Clark can be forgiven for his frustration, but he went too far when he blamed the entire Somali community for the lack of police success. It would be akin to blaming the residents of Highlands for similar investigative hurdles in a deadly clash of outlaw bikers in that neighbourhood. Law-abiding citizens who weren't there and have no direct relationship for the participants in the violence would be furious to be lumped in with the deadly antics of outlaw bikers. So the Somali community complaint that they are being unfairly blamed is more than understandable. But we suspect Clark was hoping to apply some pressure on community leaders and the families of the Somali New Year's celebrants to encourage those present to co-operate. His thinking may have been that if it is still true that it takes a community to raise a child, then the community also shares some responsibility for that child. The victim, Jama, was apparently well-known in the Somali community.
But where do we go from here? Witnesses to the shooting do have a moral obligation to help solve these killings.
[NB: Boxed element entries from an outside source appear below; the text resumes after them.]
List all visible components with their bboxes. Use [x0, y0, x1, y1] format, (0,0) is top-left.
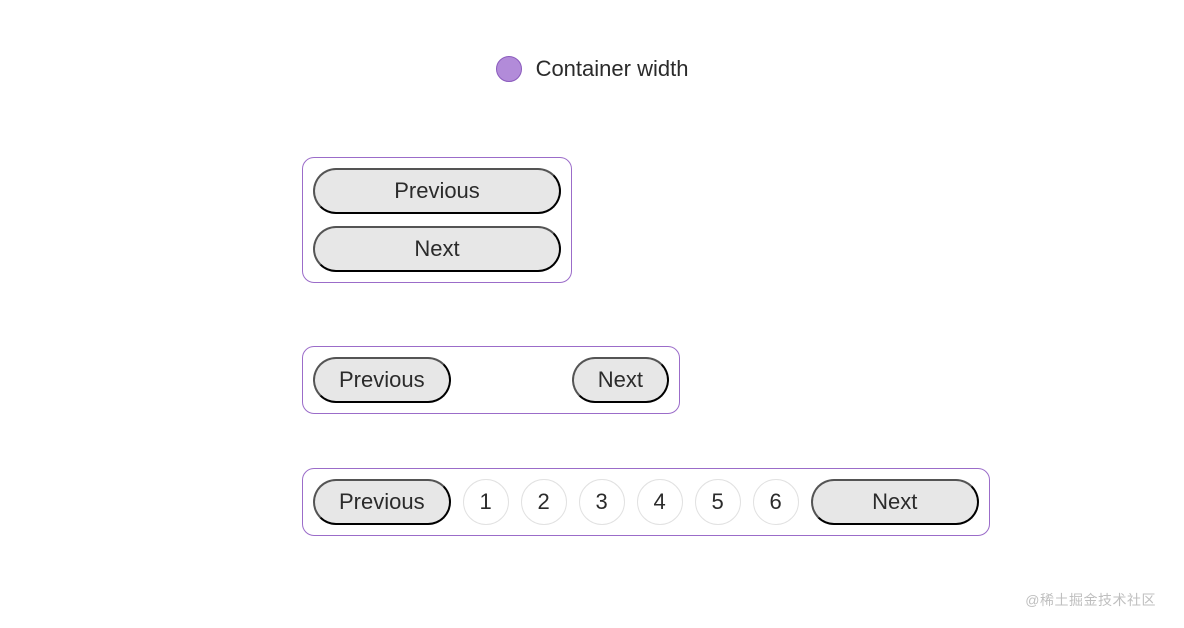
previous-button[interactable]: Previous — [313, 357, 451, 403]
previous-button[interactable]: Previous — [313, 168, 561, 214]
legend: Container width — [4, 56, 1180, 82]
next-button[interactable]: Next — [811, 479, 979, 525]
next-button[interactable]: Next — [572, 357, 669, 403]
legend-dot-icon — [496, 56, 522, 82]
page-number-3[interactable]: 3 — [579, 479, 625, 525]
page-numbers: 1 2 3 4 5 6 — [463, 479, 799, 525]
container-medium: Previous Next — [302, 346, 680, 414]
legend-label: Container width — [536, 56, 689, 82]
watermark: @稀土掘金技术社区 — [1025, 590, 1156, 610]
container-narrow: Previous Next — [302, 157, 572, 283]
page-number-5[interactable]: 5 — [695, 479, 741, 525]
container-wide: Previous 1 2 3 4 5 6 Next — [302, 468, 990, 536]
page-number-4[interactable]: 4 — [637, 479, 683, 525]
next-button[interactable]: Next — [313, 226, 561, 272]
page-number-6[interactable]: 6 — [753, 479, 799, 525]
previous-button[interactable]: Previous — [313, 479, 451, 525]
page-number-2[interactable]: 2 — [521, 479, 567, 525]
page-number-1[interactable]: 1 — [463, 479, 509, 525]
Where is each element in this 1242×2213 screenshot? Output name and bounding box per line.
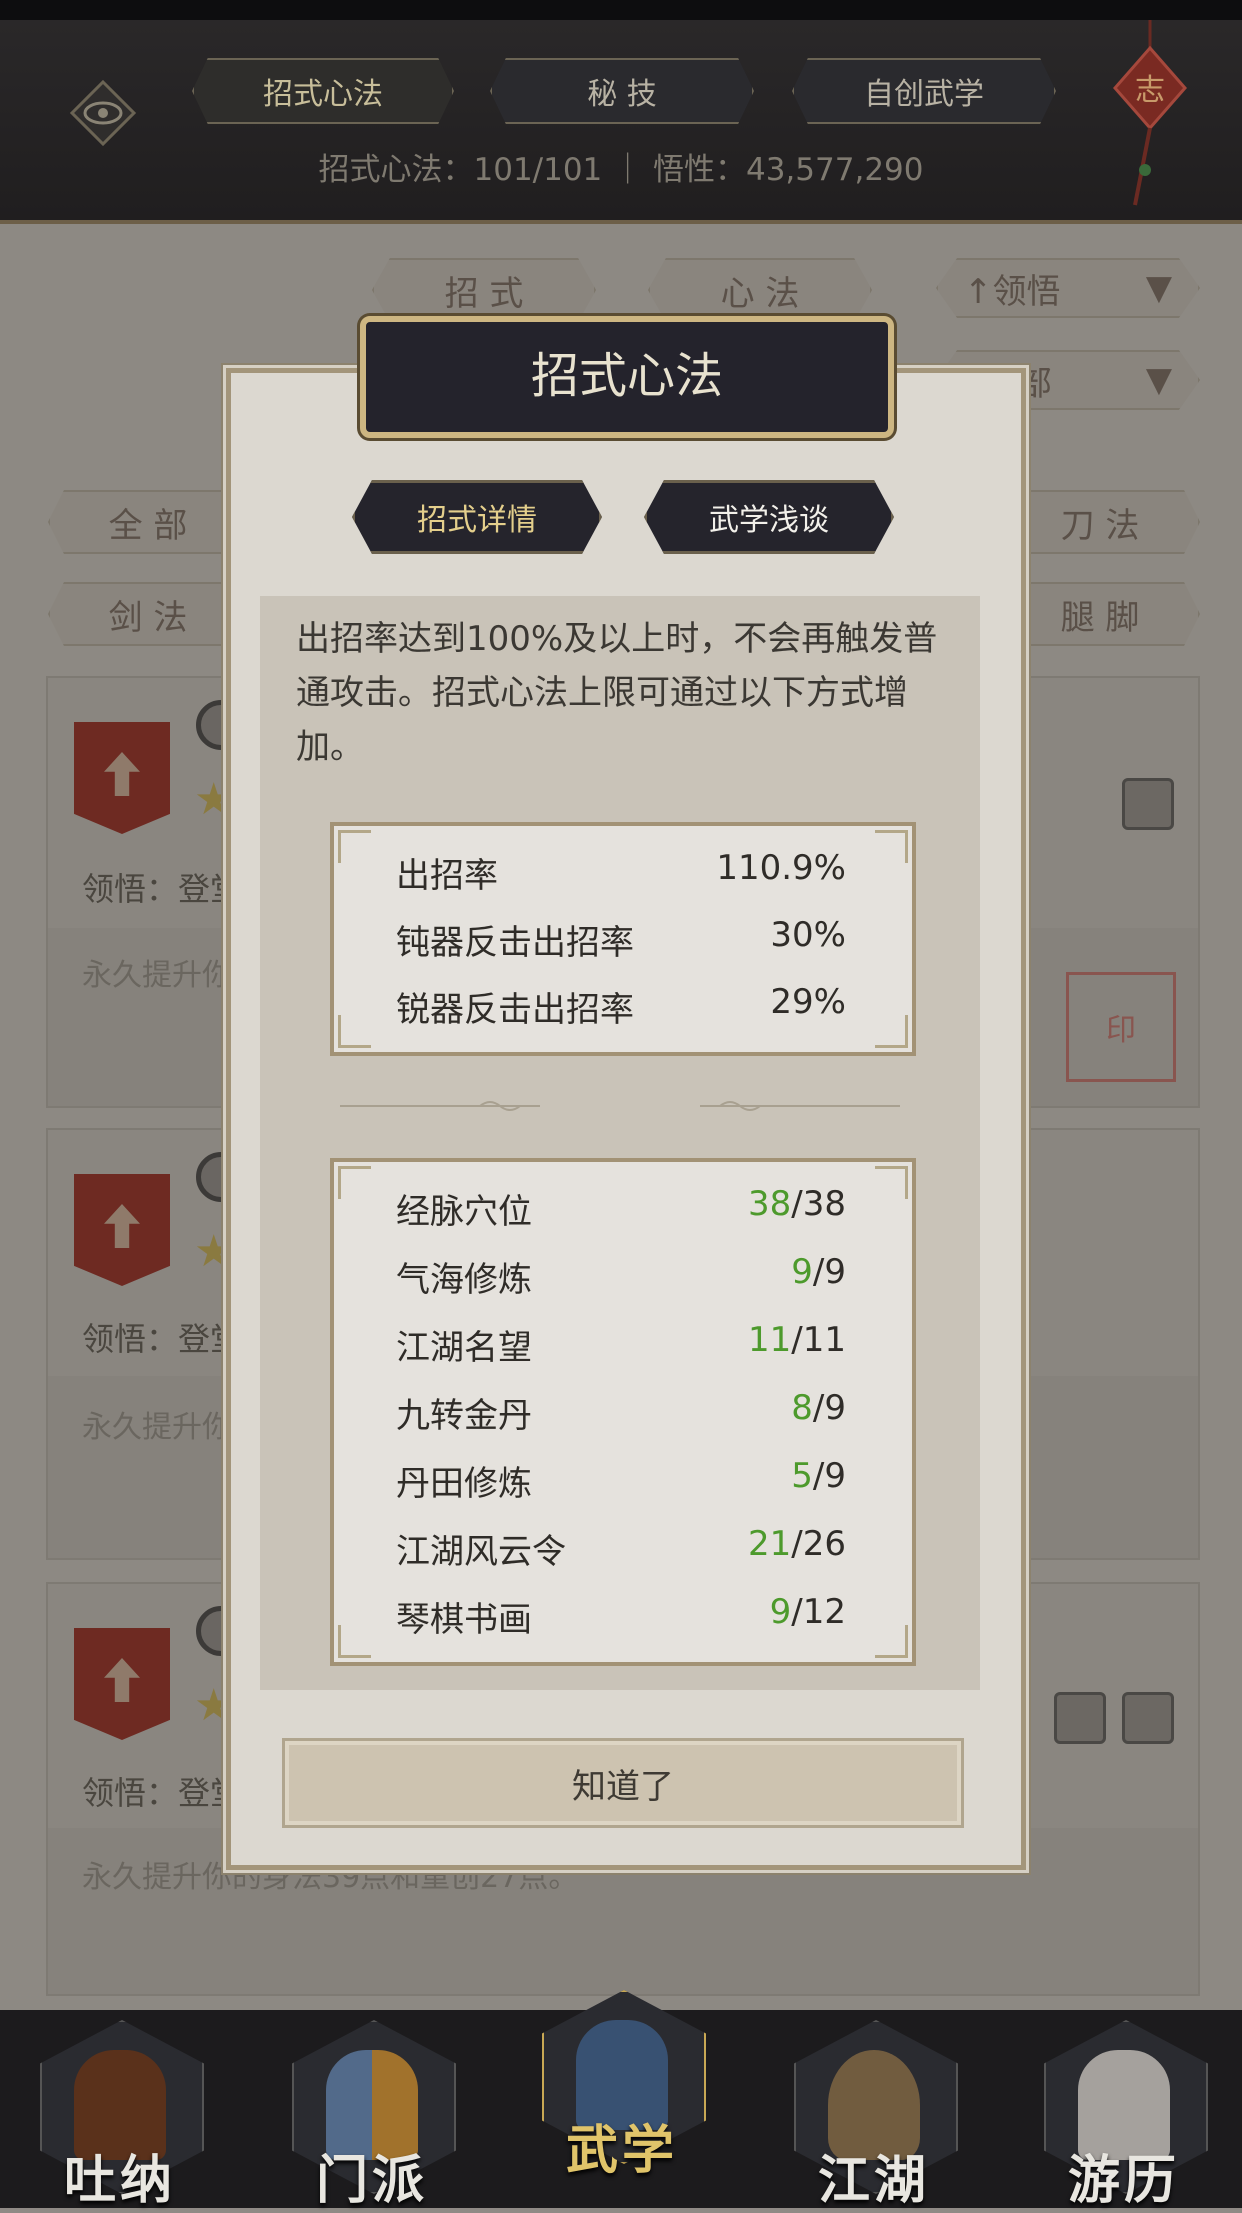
- tab-move-details[interactable]: 招式详情: [352, 480, 602, 554]
- filter-all[interactable]: 全 部: [48, 490, 248, 554]
- source-row: 琴棋书画 9/12: [396, 1592, 846, 1648]
- source-value: 9/12: [769, 1592, 846, 1632]
- ok-button[interactable]: 知道了: [282, 1738, 964, 1828]
- nav-label: 江湖: [817, 2151, 930, 2211]
- upgrade-banner-icon: [74, 1628, 170, 1740]
- nav-label: 吐纳: [63, 2151, 176, 2211]
- rate-value: 29%: [770, 982, 846, 1022]
- weapon-type-icon: [1054, 1692, 1106, 1744]
- source-row: 江湖风云令 21/26: [396, 1524, 846, 1580]
- filter-sword[interactable]: 剑 法: [48, 582, 248, 646]
- card-comprehension: 领悟：登堂: [82, 1774, 243, 1812]
- description-text: 出招率达到100%及以上时，不会再触发普通攻击。招式心法上限可通过以下方式增加。: [296, 619, 938, 767]
- nav-label: 游历: [1067, 2151, 1180, 2211]
- ornament-corner: [875, 1015, 908, 1048]
- source-row: 江湖名望 11/11: [396, 1320, 846, 1376]
- source-row: 气海修炼 9/9: [396, 1252, 846, 1308]
- rate-row: 钝器反击出招率 30%: [396, 915, 846, 971]
- source-label: 经脉穴位: [396, 1192, 532, 1232]
- source-value: 9/9: [791, 1252, 846, 1292]
- source-row: 经脉穴位 38/38: [396, 1184, 846, 1240]
- chevron-down-icon: ▼: [1145, 268, 1172, 308]
- source-label: 江湖风云令: [396, 1532, 566, 1572]
- rate-row: 出招率 110.9%: [396, 848, 846, 904]
- modal-title: 招式心法: [530, 348, 723, 404]
- nav-breathing[interactable]: 吐纳: [36, 2020, 204, 2211]
- nav-sect[interactable]: 门派: [288, 2020, 456, 2211]
- sort-dropdown[interactable]: ↑领悟 ▼: [936, 258, 1200, 318]
- nav-label: 门派: [315, 2151, 428, 2211]
- rate-label: 钝器反击出招率: [396, 923, 634, 963]
- source-label: 丹田修炼: [396, 1464, 532, 1504]
- rate-row: 锐器反击出招率 29%: [396, 982, 846, 1038]
- subtab-mind[interactable]: 心 法: [648, 258, 872, 322]
- source-value: 21/26: [748, 1524, 846, 1564]
- weapon-type-icon: [1122, 1692, 1174, 1744]
- nav-jianghu[interactable]: 江湖: [790, 2020, 958, 2211]
- filter-blade[interactable]: 刀 法: [1000, 490, 1200, 554]
- tab-secret-skill[interactable]: 秘 技: [490, 58, 754, 124]
- nav-label: 武学: [565, 2121, 678, 2181]
- upgrade-banner-icon: [74, 1174, 170, 1286]
- source-value: 38/38: [748, 1184, 846, 1224]
- ornamental-divider: [340, 1101, 900, 1111]
- source-label: 气海修炼: [396, 1260, 532, 1300]
- weapon-type-icon: [1122, 778, 1174, 830]
- upgrade-banner-icon: [74, 722, 170, 834]
- sources-box: 经脉穴位 38/38 气海修炼 9/9 江湖名望 11/11 九转金丹 8/9 …: [330, 1158, 916, 1666]
- ornament-corner: [338, 1625, 371, 1658]
- filter-legs[interactable]: 腿 脚: [1000, 582, 1200, 646]
- chevron-down-icon: ▼: [1145, 360, 1172, 400]
- ornament-corner: [338, 1015, 371, 1048]
- source-row: 九转金丹 8/9: [396, 1388, 846, 1444]
- tab-custom-martial[interactable]: 自创武学: [792, 58, 1056, 124]
- rate-label: 锐器反击出招率: [396, 990, 634, 1030]
- subtab-moves[interactable]: 招 式: [372, 258, 596, 322]
- tab-martial-talk[interactable]: 武学浅谈: [644, 480, 894, 554]
- source-value: 8/9: [791, 1388, 846, 1428]
- status-bar: [0, 0, 1242, 20]
- sort-dropdown-label: ↑领悟: [964, 271, 1061, 312]
- source-row: 丹田修炼 5/9: [396, 1456, 846, 1512]
- ornament-corner: [338, 830, 371, 863]
- chinese-knot-icon[interactable]: 志: [1105, 20, 1195, 210]
- card-description: 永久提升你: [82, 958, 232, 993]
- seal-stamp-icon: 印: [1066, 972, 1176, 1082]
- source-label: 琴棋书画: [396, 1600, 532, 1640]
- card-description: 永久提升你: [82, 1410, 232, 1445]
- ornament-corner: [875, 1166, 908, 1199]
- tab-moves-mind[interactable]: 招式心法: [192, 58, 454, 124]
- rate-value: 110.9%: [716, 848, 846, 888]
- source-value: 11/11: [748, 1320, 846, 1360]
- header-stats: 招式心法：101/101 ｜ 悟性：43,577,290: [318, 152, 924, 188]
- source-label: 九转金丹: [396, 1396, 532, 1436]
- ornament-corner: [875, 1625, 908, 1658]
- svg-text:志: 志: [1135, 73, 1165, 108]
- rates-box: 出招率 110.9% 钝器反击出招率 30% 锐器反击出招率 29%: [330, 822, 916, 1056]
- rate-label: 出招率: [396, 856, 498, 896]
- card-comprehension: 领悟：登堂: [82, 1320, 243, 1358]
- source-value: 5/9: [791, 1456, 846, 1496]
- ornament-corner: [875, 830, 908, 863]
- nav-martial-arts[interactable]: 武学: [538, 1990, 706, 2181]
- eye-icon[interactable]: [70, 80, 136, 146]
- rate-value: 30%: [770, 915, 846, 955]
- nav-travel[interactable]: 游历: [1040, 2020, 1208, 2211]
- ornament-corner: [338, 1166, 371, 1199]
- source-label: 江湖名望: [396, 1328, 532, 1368]
- card-comprehension: 领悟：登堂: [82, 870, 243, 908]
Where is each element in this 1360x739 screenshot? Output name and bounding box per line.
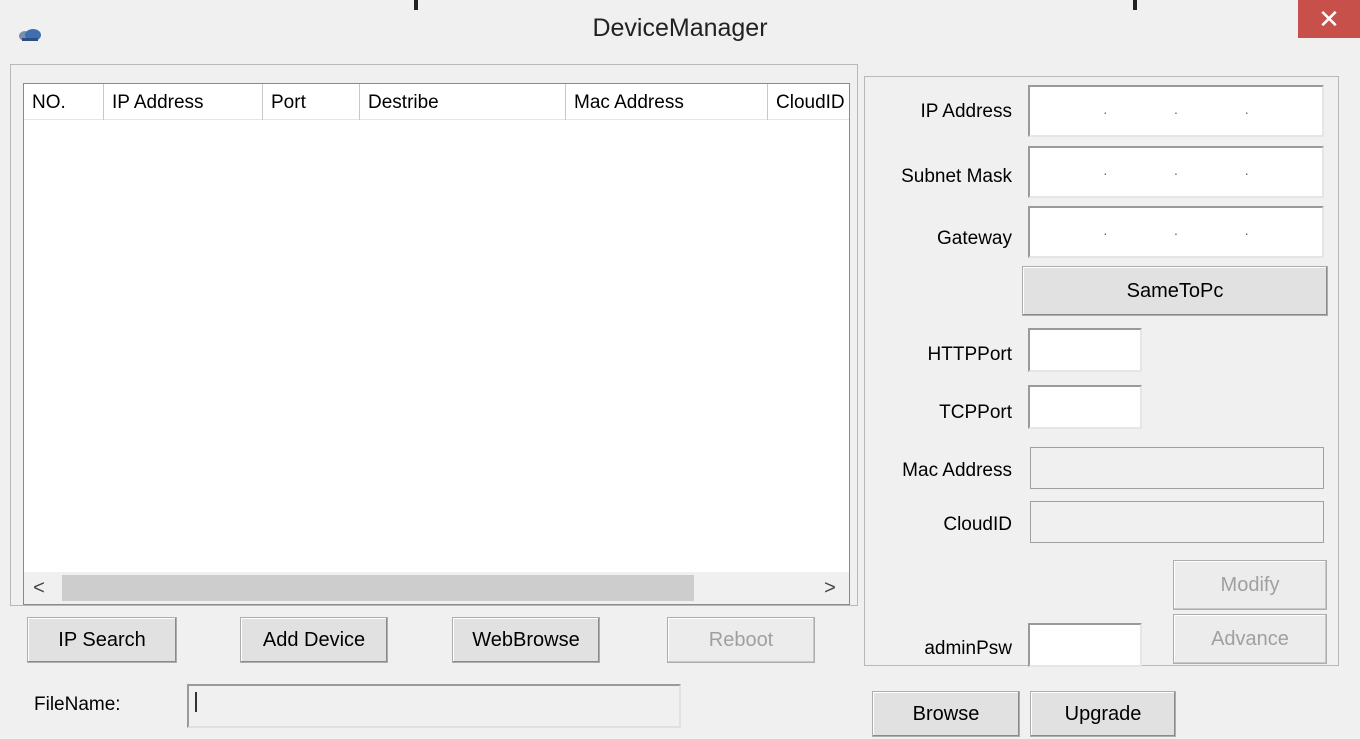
tcp-port-label: TCPPort <box>939 402 1012 423</box>
admin-password-label: adminPsw <box>924 638 1012 659</box>
modify-button[interactable]: Modify <box>1173 560 1327 610</box>
same-to-pc-button[interactable]: SameToPc <box>1022 266 1328 316</box>
column-header-cloudid[interactable]: CloudID <box>768 84 849 120</box>
background-window-edge <box>1133 0 1137 10</box>
ip-octet-separators: ... <box>1103 222 1249 238</box>
filename-field[interactable] <box>187 684 681 728</box>
ip-search-button[interactable]: IP Search <box>27 617 177 663</box>
browse-button[interactable]: Browse <box>872 691 1020 737</box>
scroll-left-icon[interactable]: < <box>24 572 54 604</box>
device-table[interactable]: NO. IP Address Port Destribe Mac Address… <box>23 83 850 605</box>
filename-label: FileName: <box>34 694 121 715</box>
tcp-port-field[interactable] <box>1028 385 1142 429</box>
background-window-edge <box>414 0 418 10</box>
web-browse-button[interactable]: WebBrowse <box>452 617 600 663</box>
column-header-port[interactable]: Port <box>263 84 360 120</box>
cloud-id-field[interactable] <box>1030 501 1324 543</box>
mac-address-field[interactable] <box>1030 447 1324 489</box>
mac-address-label: Mac Address <box>902 460 1012 481</box>
subnet-mask-label: Subnet Mask <box>901 166 1012 187</box>
column-header-destribe[interactable]: Destribe <box>360 84 566 120</box>
column-header-mac-address[interactable]: Mac Address <box>566 84 768 120</box>
add-device-button[interactable]: Add Device <box>240 617 388 663</box>
http-port-field[interactable] <box>1028 328 1142 372</box>
ip-octet-separators: ... <box>1103 101 1249 117</box>
cloud-id-label: CloudID <box>943 514 1012 535</box>
table-header: NO. IP Address Port Destribe Mac Address… <box>24 84 849 120</box>
column-header-no[interactable]: NO. <box>24 84 104 120</box>
ip-address-field[interactable]: ... <box>1028 85 1324 137</box>
column-header-ip-address[interactable]: IP Address <box>104 84 263 120</box>
close-icon: ✕ <box>1318 4 1340 34</box>
close-button[interactable]: ✕ <box>1298 0 1360 38</box>
gateway-label: Gateway <box>937 228 1012 249</box>
window-title: DeviceManager <box>592 14 768 42</box>
ip-address-label: IP Address <box>920 101 1012 122</box>
upgrade-button[interactable]: Upgrade <box>1030 691 1176 737</box>
reboot-button[interactable]: Reboot <box>667 617 815 663</box>
scrollbar-thumb[interactable] <box>62 575 694 601</box>
gateway-field[interactable]: ... <box>1028 206 1324 258</box>
horizontal-scrollbar[interactable]: < > <box>24 572 849 604</box>
http-port-label: HTTPPort <box>927 344 1012 365</box>
text-caret <box>195 692 197 712</box>
scroll-right-icon[interactable]: > <box>815 572 845 604</box>
subnet-mask-field[interactable]: ... <box>1028 146 1324 198</box>
admin-password-field[interactable] <box>1028 623 1142 667</box>
advance-button[interactable]: Advance <box>1173 614 1327 664</box>
ip-octet-separators: ... <box>1103 162 1249 178</box>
There fear is understandible, but they have to know the killing won't stop until the guilty are brought to justice. There is an anonymous method of assisting police through CrimeStoppers. It is time for someone to pick up the phone and tell police what they saw.
Maybe the community is not so far off the mark with calls for an inquiry or some other public discourse on this issue. As Journal columnist Paula Simons points out, this is not a unique situation. History shows that many other ethnic communities new to this country -- Vietnamese, Sikhs, Jamaicans, Lebanese, Italians, Ukranians, Irish, Chinese and Jewish to name a few -- have in the past been in similar shoes. As Simons says, you would think by now we would have figured out a better way to deal with the rebellious, alienated, underemployed young men caught between two worlds.
Lets keep looking for solutions. We can all see the traditional response is not working and other ways must be explored to stop this senseless killing.